Secondo la nostra Costituzione, attraverso la grazia il Presidente della Repubblica, avvalendosi di un istituto di clemenza individuale di antichissima origine, può con proprio decreto estinguere la pena inflitta a un condannato. È un suo potere, previsto dall’art. 87 e riconfermato da una recente sentenza della Corte Costituzionale, chiamata a giudicare su un conflitto di attribuzioni tra Presidente e Ministro della Giustizia. Resta a quest’ultimo, in virtù dell’art. 681 del codice di procedura penale, il potere-dovere di “istruire” la pratica relativa alla domanda che gli viene presentata.

Sulla proposta di grazia esprime il proprio parere il Procuratore generale presso la Corte di Appello o, se il condannato è detenuto, il Magistrato di sorveglianza. A tal fine, essi acquisiscono ogni utile informazione relativa, tra l’altro, alla posizione giuridica del condannato, all’intervenuto perdono delle persone danneggiate dal reato, ai dati conoscitivi forniti dalle Forze di Polizia, alle valutazioni dei responsabili degli Istituti penitenziari. Acquisiti i pareri, il Ministro trasmette la domanda o la proposta di grazia, corredata dagli atti dell’istruttoria, al Capo dello Stato, accompagnandola con il proprio “avviso”, favorevole o contrario alla concessione del beneficio. La grazia può anche essere concessa di ufficio e cioè in assenza di domanda e proposta, ma sempre dopo che è stata compiuta l’istruttoria. Un iter molto complesso, dunque, che termina, quando la grazia è concessa, con il pubblico ministero competente che ne cura l’esecuzione, ordinando la liberazione del condannato.

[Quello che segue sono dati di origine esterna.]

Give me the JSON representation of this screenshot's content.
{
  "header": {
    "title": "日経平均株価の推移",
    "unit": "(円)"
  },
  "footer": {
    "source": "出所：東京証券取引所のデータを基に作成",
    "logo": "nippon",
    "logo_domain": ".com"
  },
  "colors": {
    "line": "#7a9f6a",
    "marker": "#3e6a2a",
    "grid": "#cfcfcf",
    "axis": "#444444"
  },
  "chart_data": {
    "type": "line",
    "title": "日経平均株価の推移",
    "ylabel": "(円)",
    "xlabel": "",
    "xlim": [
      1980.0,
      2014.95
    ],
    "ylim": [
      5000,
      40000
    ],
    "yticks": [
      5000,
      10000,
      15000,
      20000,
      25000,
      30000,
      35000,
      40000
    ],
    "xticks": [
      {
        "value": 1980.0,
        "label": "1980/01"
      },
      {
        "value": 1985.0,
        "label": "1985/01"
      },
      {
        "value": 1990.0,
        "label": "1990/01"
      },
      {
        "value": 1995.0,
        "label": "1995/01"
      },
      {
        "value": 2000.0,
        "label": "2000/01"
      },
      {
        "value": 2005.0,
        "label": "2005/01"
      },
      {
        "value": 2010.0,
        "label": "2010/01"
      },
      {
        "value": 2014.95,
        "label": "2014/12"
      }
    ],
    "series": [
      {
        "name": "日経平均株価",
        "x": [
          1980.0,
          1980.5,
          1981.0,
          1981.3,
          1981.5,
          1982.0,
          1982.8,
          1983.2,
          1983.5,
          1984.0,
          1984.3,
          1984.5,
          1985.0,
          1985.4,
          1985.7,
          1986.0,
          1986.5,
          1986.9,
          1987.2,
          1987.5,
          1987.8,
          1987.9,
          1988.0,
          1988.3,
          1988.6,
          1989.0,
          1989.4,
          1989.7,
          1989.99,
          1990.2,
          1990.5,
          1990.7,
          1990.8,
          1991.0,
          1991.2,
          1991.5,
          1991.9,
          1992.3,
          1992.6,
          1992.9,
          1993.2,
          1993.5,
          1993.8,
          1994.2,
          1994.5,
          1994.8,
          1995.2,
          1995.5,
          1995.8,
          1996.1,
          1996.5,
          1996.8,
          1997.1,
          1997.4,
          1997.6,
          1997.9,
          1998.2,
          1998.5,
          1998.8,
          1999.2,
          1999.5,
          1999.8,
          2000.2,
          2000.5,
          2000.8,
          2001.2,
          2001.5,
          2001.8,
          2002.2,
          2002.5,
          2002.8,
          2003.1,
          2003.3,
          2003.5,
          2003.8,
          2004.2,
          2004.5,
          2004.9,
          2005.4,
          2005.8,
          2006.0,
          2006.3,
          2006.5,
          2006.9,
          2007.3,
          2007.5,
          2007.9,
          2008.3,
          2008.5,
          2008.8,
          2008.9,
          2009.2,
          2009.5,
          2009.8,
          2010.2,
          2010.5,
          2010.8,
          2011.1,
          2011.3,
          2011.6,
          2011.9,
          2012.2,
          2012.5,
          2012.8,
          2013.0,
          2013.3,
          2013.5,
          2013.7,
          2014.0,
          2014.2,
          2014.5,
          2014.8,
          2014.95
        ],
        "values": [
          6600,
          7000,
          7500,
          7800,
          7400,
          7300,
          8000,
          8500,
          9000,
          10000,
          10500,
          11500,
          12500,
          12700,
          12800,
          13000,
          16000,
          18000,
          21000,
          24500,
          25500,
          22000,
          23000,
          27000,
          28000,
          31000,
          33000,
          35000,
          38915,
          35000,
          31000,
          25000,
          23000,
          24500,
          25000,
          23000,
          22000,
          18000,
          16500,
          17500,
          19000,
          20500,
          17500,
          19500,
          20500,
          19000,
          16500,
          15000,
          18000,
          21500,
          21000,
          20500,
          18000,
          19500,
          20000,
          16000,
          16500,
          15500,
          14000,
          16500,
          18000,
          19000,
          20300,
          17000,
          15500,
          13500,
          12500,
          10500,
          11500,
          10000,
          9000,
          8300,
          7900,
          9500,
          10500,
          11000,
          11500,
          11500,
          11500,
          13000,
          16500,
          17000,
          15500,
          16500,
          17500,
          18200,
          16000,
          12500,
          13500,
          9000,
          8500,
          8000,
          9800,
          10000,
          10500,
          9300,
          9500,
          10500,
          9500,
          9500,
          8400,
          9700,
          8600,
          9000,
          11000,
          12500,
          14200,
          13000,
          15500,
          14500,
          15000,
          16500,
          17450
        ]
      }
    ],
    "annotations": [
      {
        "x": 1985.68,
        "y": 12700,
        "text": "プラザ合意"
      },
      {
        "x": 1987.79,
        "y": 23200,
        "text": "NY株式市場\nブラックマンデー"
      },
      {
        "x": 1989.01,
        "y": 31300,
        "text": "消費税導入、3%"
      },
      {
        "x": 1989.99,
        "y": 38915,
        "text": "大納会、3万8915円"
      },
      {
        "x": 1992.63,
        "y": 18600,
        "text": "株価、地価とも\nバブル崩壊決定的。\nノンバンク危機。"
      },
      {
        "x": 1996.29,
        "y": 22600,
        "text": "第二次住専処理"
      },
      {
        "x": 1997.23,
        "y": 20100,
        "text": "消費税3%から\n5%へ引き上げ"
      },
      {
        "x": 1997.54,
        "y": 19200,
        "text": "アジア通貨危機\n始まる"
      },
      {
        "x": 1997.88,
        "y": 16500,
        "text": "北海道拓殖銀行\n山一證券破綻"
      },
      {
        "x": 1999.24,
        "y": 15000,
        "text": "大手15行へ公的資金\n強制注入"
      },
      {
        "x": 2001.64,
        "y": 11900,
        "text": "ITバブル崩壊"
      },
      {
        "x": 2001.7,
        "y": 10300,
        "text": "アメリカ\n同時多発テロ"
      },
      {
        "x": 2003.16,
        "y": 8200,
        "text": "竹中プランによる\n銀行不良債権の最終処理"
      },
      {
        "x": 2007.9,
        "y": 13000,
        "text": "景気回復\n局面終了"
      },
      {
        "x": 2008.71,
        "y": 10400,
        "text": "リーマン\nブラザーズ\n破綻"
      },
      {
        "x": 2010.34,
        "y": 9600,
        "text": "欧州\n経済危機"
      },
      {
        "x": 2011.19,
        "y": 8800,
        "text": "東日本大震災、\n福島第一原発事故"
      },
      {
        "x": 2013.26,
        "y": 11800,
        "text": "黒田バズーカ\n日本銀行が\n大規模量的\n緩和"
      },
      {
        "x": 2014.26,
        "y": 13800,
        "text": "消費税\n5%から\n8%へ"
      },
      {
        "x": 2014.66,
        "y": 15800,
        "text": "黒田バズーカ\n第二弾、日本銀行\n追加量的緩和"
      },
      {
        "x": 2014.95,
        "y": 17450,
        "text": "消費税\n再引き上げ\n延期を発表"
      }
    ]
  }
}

Ora, è noto a tutti che gli istituti penitenziari italiani scoppiano di sovraffollamento. Sempre più frequenti, e onerose per noi contribuenti, sono le sanzioni che giungono da organi di giustizia europei al nostro Stato inadempiente. Non solo non si decide un provvedimento di clemenza generalizzato (che potrebbe non risolvere se non temporaneamente i problemi) ma da troppi anni non si mette mano a una riforma vera della giustizia, che risolva i nodi strutturali che intasano le aule di giustizia prima e le prigioni dopo. È necessaria una profonda revisione del Codice Penale (varato dal ministro fascista Rocco nel 1930) e di tutta la normativa che riguarda i reati e le relative sanzioni, ingarbugliata da un ventennio di interventi viziati dalle emergenze del momento.

I rappresentanti delle istituzioni, invece, appaiono paralizzati da un mix di incapacità e paura dell’impopolarità (vivendo in una continua campagna elettorale che restringe gli orizzonti). Ogni tanto si spendono spudoratamente per salvare questo o quell’imputato eccellente. Poi, per assecondare l’elettorato allarmato dalla crescita della delinquenza, adottano misure sconclusionate su recidivi e ladri di polli. Così, da un lato la nostra classe dirigente continua a scalare le classifiche mondiali della corruzione, dall’altro intanto i carceri si riempiono di bassa manovalanza, analfabeti, piccoli spacciatori, immigrati clandestini.

In ogni cella stanno stipate decine di persone di questa risma e quando tocca a un personaggio “illustre” di dover andare a spartire i suoi pochi metri in queste condizioni, se proprio non si trova altro mezzo si ricorre alla grazia. Che giunge con tempestività sospetta. Nella mia attività a Rebibbia, ne ho visti di poveracci scontare pene inflitte alla carlona, senza adeguate tutele e magari in contumacia. Molti, dopo lunga reclusione, si affidano alla grazia e aspettano per anni senza risposte.

Si allarga sempre più, nella nostra stanca società, la distanza tra primi e ultimi della scala sociale e anche la grazia, istituto di nobili origini, va a contribuire a creare un giustizia di casta: debole con i forti, forte con i deboli. In altri termini,  iper-garantista con ricchi e potenti, inflessibile con gli indifesi. È allora normale che la madre sconsolata di un condannato che lei e qualcun altro evidentemente ritengono “famoso”, già nel momento della carcerazione rivolga le sue implorazioni al Presidente della Repubblica.